The famine - itself in large part a product of the economic reforms imposed to the advantage of large corporations by the IMF, World Bank and the US Government - served to undermine Ethiopia's genetic diversity to the benefit of the biotech companies. With the weakening of the system of traditional exchange, village level seed banks were being replenished with commercial hi-bred and genetically modified seeds. In turn, the distribution of seeds to impoverished farmers had been integrated with the "food aid" programmes. WPF and USAID relief packages often include "donations" of seeds and fertilizer, thereby favoring the inroad of the agribusiness-biotech companies into Ethiopia's agricultural heartland. The emergency programs are not the "solution" but the "cause" of famine. By deliberately creating a dependency on GM seeds, they had set the stage for the outbreak of future famines.

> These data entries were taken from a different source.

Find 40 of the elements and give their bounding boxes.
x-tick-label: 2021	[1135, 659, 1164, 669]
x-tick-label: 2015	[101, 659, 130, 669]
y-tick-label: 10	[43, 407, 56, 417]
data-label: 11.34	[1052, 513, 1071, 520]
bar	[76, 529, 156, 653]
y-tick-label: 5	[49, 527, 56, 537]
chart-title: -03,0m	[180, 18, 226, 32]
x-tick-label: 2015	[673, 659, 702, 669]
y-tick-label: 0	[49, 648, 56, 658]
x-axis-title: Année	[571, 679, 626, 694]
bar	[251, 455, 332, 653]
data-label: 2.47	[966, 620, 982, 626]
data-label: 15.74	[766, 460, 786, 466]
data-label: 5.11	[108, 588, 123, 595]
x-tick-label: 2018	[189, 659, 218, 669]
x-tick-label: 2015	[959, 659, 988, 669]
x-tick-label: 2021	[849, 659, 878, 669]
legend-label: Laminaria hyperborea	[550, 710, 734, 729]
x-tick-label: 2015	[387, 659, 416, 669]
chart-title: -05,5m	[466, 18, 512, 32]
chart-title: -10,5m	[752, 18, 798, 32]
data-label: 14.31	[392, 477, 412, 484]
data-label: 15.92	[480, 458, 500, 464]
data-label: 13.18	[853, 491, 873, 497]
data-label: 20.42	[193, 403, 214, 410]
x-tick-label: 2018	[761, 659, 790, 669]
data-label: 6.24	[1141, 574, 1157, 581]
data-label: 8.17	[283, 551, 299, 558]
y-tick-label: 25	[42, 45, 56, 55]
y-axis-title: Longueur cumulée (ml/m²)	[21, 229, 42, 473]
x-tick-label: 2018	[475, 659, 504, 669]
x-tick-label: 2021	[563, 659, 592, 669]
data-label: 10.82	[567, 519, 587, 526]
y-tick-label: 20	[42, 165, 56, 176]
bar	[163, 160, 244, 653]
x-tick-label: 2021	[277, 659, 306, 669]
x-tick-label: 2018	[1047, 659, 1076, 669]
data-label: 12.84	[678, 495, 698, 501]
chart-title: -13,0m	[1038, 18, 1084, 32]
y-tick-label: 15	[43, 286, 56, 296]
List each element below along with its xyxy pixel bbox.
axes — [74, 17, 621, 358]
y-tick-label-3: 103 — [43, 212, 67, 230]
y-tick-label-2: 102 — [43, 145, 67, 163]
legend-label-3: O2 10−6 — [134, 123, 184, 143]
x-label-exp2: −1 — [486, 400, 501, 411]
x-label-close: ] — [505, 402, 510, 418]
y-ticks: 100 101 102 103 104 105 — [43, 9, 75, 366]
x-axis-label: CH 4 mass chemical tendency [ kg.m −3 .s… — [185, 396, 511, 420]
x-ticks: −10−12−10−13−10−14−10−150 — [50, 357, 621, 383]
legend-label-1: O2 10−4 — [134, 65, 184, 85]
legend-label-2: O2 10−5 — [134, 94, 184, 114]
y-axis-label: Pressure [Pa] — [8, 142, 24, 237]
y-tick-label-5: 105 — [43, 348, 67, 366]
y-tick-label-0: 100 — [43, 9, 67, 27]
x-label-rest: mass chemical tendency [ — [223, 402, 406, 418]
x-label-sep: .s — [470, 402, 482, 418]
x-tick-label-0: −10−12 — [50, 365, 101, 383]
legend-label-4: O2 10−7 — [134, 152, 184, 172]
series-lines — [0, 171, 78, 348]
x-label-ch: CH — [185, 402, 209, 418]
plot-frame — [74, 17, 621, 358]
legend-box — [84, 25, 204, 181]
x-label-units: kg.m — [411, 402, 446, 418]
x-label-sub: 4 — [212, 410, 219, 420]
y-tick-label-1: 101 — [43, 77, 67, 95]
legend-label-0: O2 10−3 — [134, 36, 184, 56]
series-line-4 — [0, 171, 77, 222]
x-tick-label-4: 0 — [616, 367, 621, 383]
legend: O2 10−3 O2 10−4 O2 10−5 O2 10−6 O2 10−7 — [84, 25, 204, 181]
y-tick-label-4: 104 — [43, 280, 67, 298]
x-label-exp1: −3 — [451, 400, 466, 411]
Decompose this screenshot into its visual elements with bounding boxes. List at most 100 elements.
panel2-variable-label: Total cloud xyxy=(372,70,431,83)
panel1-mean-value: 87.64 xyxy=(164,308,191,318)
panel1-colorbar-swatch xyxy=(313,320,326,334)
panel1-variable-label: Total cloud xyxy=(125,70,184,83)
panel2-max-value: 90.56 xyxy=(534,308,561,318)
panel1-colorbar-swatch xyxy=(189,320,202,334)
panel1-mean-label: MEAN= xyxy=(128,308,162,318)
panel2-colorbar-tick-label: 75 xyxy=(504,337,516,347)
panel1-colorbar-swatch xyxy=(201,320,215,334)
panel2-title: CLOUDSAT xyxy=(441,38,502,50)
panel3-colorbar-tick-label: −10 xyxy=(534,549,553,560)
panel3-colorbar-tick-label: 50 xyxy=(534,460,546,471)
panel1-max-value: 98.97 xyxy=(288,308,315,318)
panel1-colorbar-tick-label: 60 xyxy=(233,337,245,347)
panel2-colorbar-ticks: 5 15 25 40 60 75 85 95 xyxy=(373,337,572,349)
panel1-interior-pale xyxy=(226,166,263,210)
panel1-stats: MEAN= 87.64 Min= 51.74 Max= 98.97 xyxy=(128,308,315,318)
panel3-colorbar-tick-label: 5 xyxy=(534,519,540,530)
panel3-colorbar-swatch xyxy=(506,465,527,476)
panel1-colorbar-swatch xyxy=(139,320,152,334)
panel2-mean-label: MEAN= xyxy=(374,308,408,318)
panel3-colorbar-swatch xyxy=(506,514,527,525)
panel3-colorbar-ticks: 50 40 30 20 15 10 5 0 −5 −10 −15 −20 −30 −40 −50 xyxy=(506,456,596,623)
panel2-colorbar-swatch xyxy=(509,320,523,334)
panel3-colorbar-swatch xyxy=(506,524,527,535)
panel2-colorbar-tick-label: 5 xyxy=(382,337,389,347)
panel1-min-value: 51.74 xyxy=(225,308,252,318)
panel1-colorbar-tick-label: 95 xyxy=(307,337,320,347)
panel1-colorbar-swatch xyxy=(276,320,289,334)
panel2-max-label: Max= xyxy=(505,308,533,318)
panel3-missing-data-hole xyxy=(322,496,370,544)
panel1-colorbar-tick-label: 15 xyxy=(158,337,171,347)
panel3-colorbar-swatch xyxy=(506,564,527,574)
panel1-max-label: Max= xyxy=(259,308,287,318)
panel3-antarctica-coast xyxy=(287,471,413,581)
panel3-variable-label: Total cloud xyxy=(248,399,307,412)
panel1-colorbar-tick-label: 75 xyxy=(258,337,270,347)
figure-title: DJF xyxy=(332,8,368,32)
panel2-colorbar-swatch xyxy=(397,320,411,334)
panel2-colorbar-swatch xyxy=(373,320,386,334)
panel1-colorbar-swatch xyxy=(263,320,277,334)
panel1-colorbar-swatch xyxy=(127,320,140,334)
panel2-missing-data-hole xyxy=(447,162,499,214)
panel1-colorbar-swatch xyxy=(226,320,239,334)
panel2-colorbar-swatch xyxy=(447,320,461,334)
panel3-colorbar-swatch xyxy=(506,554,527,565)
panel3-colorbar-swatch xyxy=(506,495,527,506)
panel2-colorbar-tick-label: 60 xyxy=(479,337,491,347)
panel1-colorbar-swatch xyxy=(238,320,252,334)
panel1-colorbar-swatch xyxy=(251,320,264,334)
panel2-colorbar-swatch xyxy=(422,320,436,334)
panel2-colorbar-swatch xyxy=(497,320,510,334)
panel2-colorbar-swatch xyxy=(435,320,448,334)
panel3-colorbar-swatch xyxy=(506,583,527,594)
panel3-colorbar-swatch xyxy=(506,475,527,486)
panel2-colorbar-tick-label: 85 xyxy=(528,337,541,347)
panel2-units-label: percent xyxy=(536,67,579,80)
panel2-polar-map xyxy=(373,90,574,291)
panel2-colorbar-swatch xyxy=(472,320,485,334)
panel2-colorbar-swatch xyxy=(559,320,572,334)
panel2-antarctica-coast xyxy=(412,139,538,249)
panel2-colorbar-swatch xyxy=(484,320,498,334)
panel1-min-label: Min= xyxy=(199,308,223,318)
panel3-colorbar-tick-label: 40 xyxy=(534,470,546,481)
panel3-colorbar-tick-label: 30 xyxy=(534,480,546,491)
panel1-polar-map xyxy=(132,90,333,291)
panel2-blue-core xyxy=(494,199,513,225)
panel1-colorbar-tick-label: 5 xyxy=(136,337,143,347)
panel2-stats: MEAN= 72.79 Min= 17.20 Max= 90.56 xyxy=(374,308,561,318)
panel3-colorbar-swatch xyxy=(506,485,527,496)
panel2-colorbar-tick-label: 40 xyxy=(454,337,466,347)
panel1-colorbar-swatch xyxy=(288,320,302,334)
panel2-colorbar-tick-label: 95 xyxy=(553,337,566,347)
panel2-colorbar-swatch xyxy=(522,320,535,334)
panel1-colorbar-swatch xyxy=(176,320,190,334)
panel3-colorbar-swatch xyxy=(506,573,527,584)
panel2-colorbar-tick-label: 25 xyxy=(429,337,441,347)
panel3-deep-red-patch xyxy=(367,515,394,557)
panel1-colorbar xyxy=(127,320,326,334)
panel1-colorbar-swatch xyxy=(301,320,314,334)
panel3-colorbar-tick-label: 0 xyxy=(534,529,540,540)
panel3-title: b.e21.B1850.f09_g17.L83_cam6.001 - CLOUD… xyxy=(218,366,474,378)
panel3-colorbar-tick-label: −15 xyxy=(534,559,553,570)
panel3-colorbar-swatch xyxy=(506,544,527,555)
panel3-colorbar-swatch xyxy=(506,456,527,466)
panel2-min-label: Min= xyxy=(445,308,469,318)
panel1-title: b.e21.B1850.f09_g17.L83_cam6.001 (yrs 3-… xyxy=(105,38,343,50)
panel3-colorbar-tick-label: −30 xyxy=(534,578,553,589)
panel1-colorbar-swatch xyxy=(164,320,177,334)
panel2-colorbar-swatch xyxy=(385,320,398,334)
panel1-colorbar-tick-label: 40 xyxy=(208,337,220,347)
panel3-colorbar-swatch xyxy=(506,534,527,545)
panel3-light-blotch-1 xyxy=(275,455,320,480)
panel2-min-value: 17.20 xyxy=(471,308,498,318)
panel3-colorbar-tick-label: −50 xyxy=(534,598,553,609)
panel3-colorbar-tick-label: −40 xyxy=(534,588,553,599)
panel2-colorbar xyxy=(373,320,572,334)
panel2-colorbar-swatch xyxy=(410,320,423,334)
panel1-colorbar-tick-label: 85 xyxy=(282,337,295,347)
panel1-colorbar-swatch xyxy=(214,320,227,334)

This destructive pattern - invariably resulting in famine - is replicated throughout sub-Saharan Africa. From the onslaught of the debt crisis of the early 1980s, the IMF-World Bank had set the stage for the demise of the peasant economy across the region [Horn of Africa] with devastating results. Now in Ethiopia, fifteen years after the last famine left nearly one million dead, hunger is once again stalking the land. This time, as eight million people face the risk of starvation, we know that it isn't just the weather that is to blame.